The controversial comments come in response to a Department of Labour report, obtained exclusively by the Sunday Star-Times, which found Maori are more likely to express anti-immigration sentiment than Pakeha or any other ethnic group.
Margaret Mutu, head of Auckland University's department of Maori studies, agreed with the findings and called on the government to restrict the number of white migrants arriving from countries such as South Africa, England and the United States as they brought attitudes destructive to Maori.
"They do bring with them, as much as they deny it, an attitude of white supremacy, and that is fostered by the country," she said.
Race Relations Commissioner Joris de Bres, who migrated here from the Netherlands, has hit out at Mutu's view, saying there is no justification for anybody to discriminate on the basis of colour, race or nationality.
Mutu said Maori were generally supportive of immigration from Asian countries, and she was happy to welcome white immigrants who understood issues of racism against Maori.
"They are in a minority just like Pakeha in this country. You have a minority of Pakeha who are very good, they recognise the racism, they object to it and speak out strongly against it."
The Labour Department migrant report surveyed almost 1000 people on their perceptions of ethnic groups coming here. Maori respondents were the most likely to agree with negative statements about immigrants, such as that they threaten New Zealand culture and steal jobs from Kiwis.
They were also more likely to disagree that immigrants contribute to New Zealand's culture and economy.
The Labour and Immigration Research Centre report also found:
Samoans were the migrant group which received the highest negative rating by all respondents, one in five viewing them negatively.
British and Australian migrants received the highest positive ratings, just 5% disliking the British and 4% viewing Australians negatively.
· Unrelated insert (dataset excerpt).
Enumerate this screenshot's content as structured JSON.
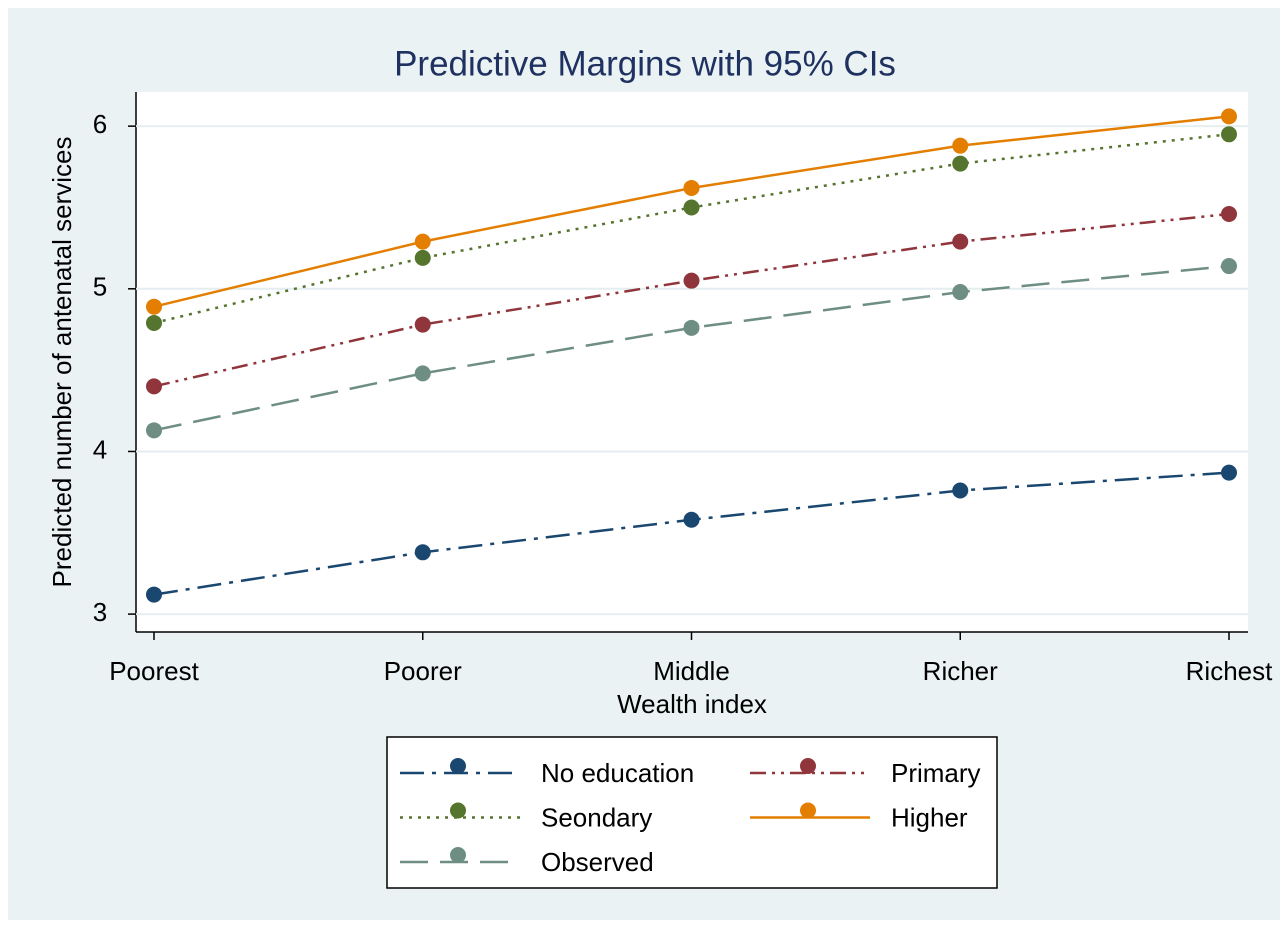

Pacific Islanders (91%) were most likely to find New Zealand welcoming.
It is not the first time Maori commentators have sparked controversy by suggesting racial immigration policies.
Maori Party co-leader Tariana Turia caused an international backlash when she call for migration to be reduced – particularly from western countries – in 2007. At the time, Turia accused the government of trying to stop the "browning" of New Zealand through immigration.
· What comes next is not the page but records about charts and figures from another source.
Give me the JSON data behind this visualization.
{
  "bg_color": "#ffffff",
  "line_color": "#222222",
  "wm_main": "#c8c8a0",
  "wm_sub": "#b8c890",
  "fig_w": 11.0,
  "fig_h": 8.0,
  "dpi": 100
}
De Bres said: "We should not stop people coming on the basis on their skin. It's racial prejudice and racial discrimination." He cautioned that racist views were not limited to one ethnic group.
De Bres said he recently attended a celebration at the Maori King's residence where different migrant communities were welcomed onto the marae, proving many Maori are welcoming.
"The positive thing to do is for Maori and migrants to engage more to understand each other."
Massey University sociologist Paul Spoonley said his research showed while other ethnic groups' attitudes toward migrants had been approving, Maori perception had become increasingly negative. Anti-immigration sentiment was fed by Maori fears that multicultural policies were diminishing policies concerning Maori, he said.
Mutu said she was concerned that relations between Maori and other minority groups had deteriorated.
"Maori feel very threatened as more groups come in and swamp them."
But Auckland University of Technology Maori history professor Paul Moon said extremist Maori views were held only by a minority and people should be wary of reading too much into the report.
He said Mutu's comments did not equate with the reality of many Maori inter-marrying with Pakeha.